Comme le rapporte LCI, qui s’est également entretenu avec le chef d’entreprise, les autres pays européens « sont beaucoup plus concrets ». Selon Christophe Roux, qui affirme que Froilabo est actuellement « en train de tripler » ses capacités par le biais d’investissements et de réorganisations, « la prise de décision est plus rapide » dans d’autres pays européens. Or, nul ne sait combien de super-congélateurs les cinq fabricants pourront produire dans le courant de l’année 2021. Selon LCI, le programme engagé par Froilabo avant même que la France ne connaisse le risque épidémique devrait permettre de fournir « des centaines » d’appareils d’ici à la fin du mois de février. Un atout de taille dans le but d’organiser une vaccination de masse au travers du pays, comme semble désormais l’appeler de ses vœux le gouvernement.

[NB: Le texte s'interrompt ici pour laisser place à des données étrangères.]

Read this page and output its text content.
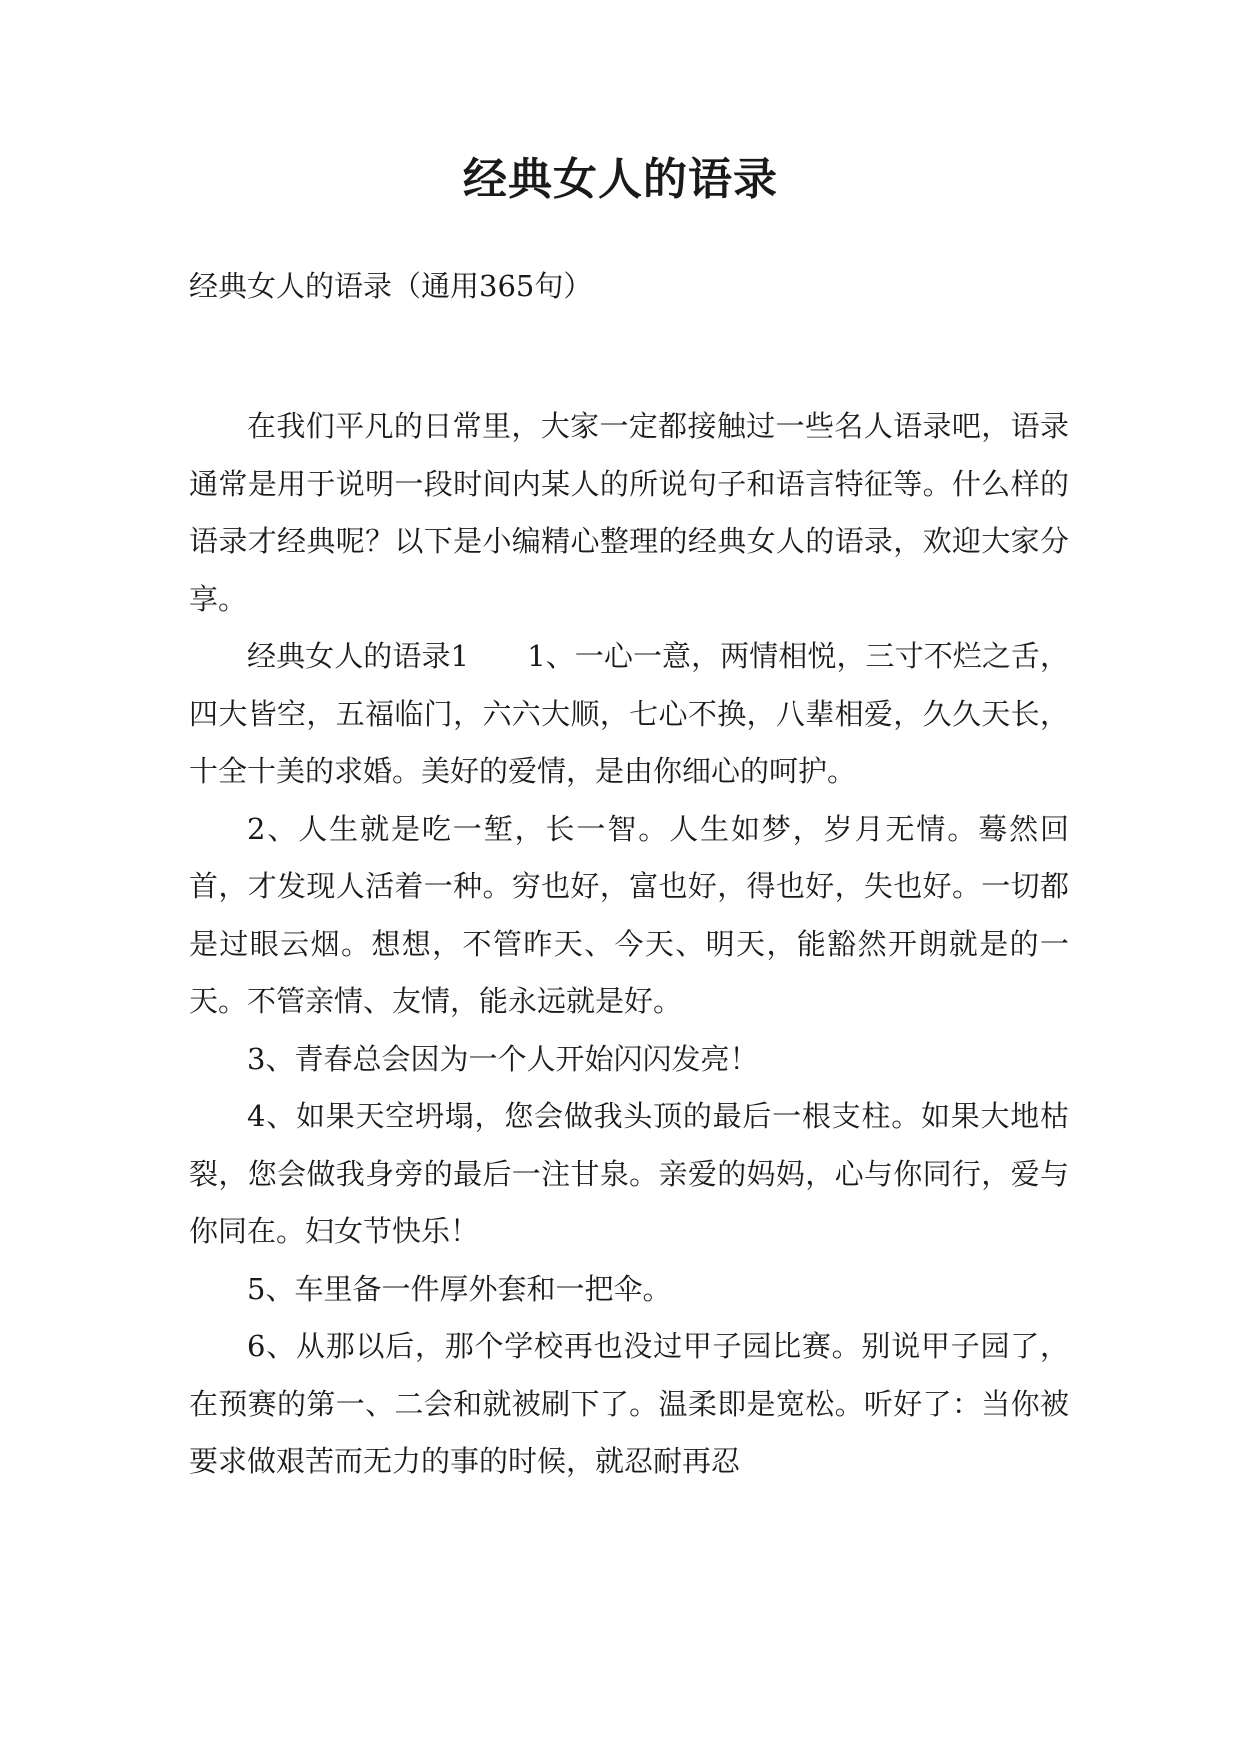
经典女人的语录
经典女人的语录（通用365句）

在我们平凡的日常里，大家一定都接触过一些名人语录吧，语录通常是用于说明一段时间内某人的所说句子和语言特征等。什么样的语录才经典呢？以下是小编精心整理的经典女人的语录，欢迎大家分享。

经典女人的语录1　　1、一心一意，两情相悦，三寸不烂之舌，四大皆空，五福临门，六六大顺，七心不换，八辈相爱，久久天长，十全十美的求婚。美好的爱情，是由你细心的呵护。

2、人生就是吃一堑，长一智。人生如梦，岁月无情。蓦然回首，才发现人活着一种。穷也好，富也好，得也好，失也好。一切都是过眼云烟。想想，不管昨天、今天、明天，能豁然开朗就是的一天。不管亲情、友情，能永远就是好。

3、青春总会因为一个人开始闪闪发亮！

4、如果天空坍塌，您会做我头顶的最后一根支柱。如果大地枯裂，您会做我身旁的最后一注甘泉。亲爱的妈妈，心与你同行，爱与你同在。妇女节快乐！

5、车里备一件厚外套和一把伞。

6、从那以后，那个学校再也没过甲子园比赛。别说甲子园了，在预赛的第一、二会和就被刷下了。温柔即是宽松。听好了：当你被要求做艰苦而无力的事的时候，就忍耐再忍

Et ça n’est pas tout. D’autres entreprises, plus petites, planchent aussi sur des réponses à apporter à l’enjeu logistique. La startup montpelliéraine Koovea, par exemple, a développé un capteur permettant de mesurer en temps réel l’évolution de la température dans divers environnements. De quoi répondre à un autre grand défi de la chaîne logistique : celui du transport, à l’heure où le vaccin Pfizer-BioNTech est uniquement fabriqué en Belgique sur le continent européen… et où celui de Moderna devrait, quant à lui, voyager en avion. Un savoir-faire que la jeune pousse avait déjà mobilisé dans le cadre du transport des réactifs visant à réaliser les tests PCR (Polymerase Chain Reaction) pour détecter le Sars-CoV-2, le virus à l’origine du Covid-19. Là aussi, la décision de recourir à des technologies tricolores sera éminemment politique.